I read it again and came upon a very similar incident:

“An extract of awe-inspiring import from the log of the ship ‘Sphinx’ in the year 1680, in the Mediterranean.”

“The four captains and a merchant, Mr. Bell, went ashore on the island of Stromboli to shoot rabbits. At three o’clock they called the crew together to go aboard, when, to their inexpressible astonishment, they saw two men flying rapidly over them through the air. One was dressed in black, the other in grey. They approached, them very closely in the greatest haste; to their greatest dismay they descended amid the burning flames into the crater of the terrible volcano, Mount Stromboli. They recognised the pair as acquaintances from London.”

I wrote to Nietzsche’s sister and asked her if he had read “Blatter a us Prevorst”.

She replied that, after thinking the matter over for a long time, she remembered distinctly that he had done so as a boy of eleven when nosing about his grandfather’s library.

What could rabbits have to do with Zarathustra?

This parallel alone seems to explain them.

The memory must have secretly crept up and reproduced itself.
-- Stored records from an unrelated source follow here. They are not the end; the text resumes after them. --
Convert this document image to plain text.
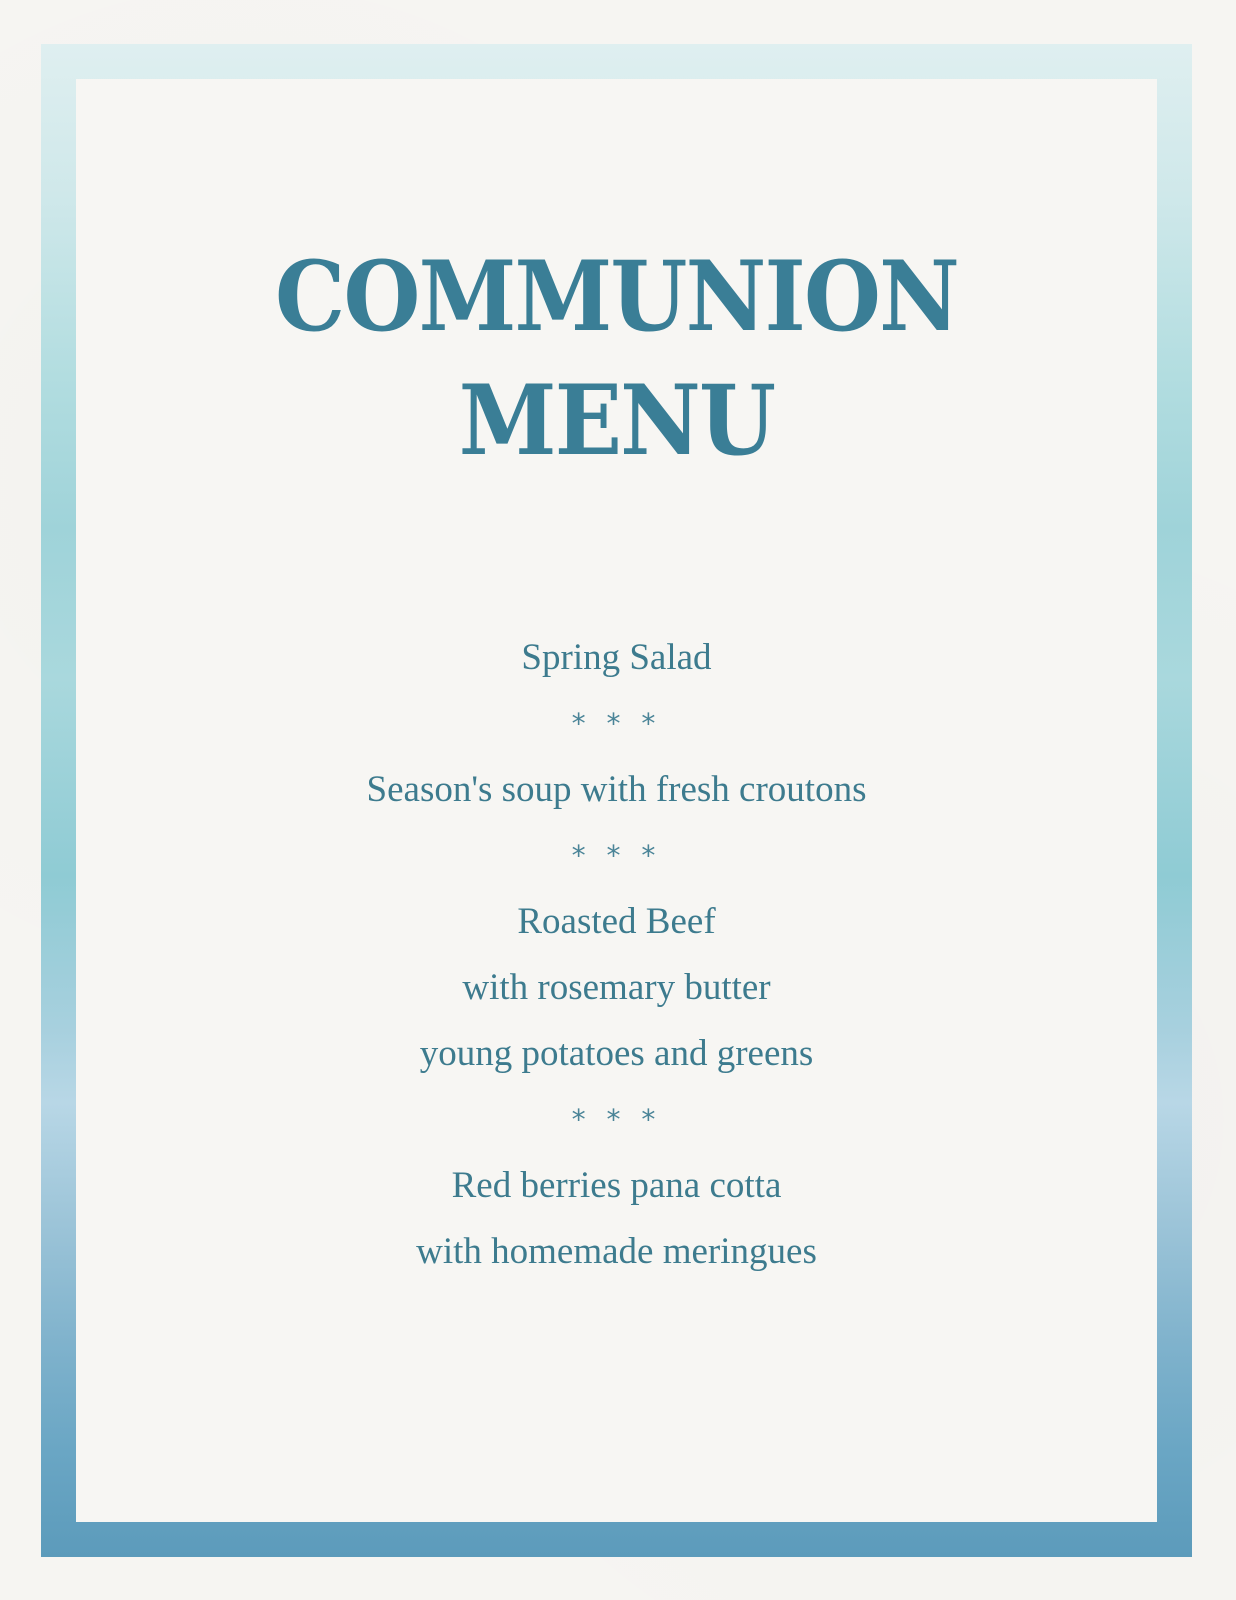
COMMUNION
MENU
Spring Salad
* * *
Season's soup with fresh croutons
* * *
Roasted Beef
with rosemary butter
young potatoes and greens
* * *
Red berries pana cotta
with homemade meringues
After Bonnet, the line of philosophers in France is broken by the French Revolution.

This great event was no sudden external outburst, it had long been prepared by philosophers and psychologists, for ideas always come first and actions follow, even when it takes twenty years for an idea to push its way through to the masses.

We cannot afford therefore to be indifferent to the thoughts which a teacher expresses, for they may materialize in history.

The French Revolution is a striking example of this. ~Carl Jung, ETH Lecture III, Pages 17-19.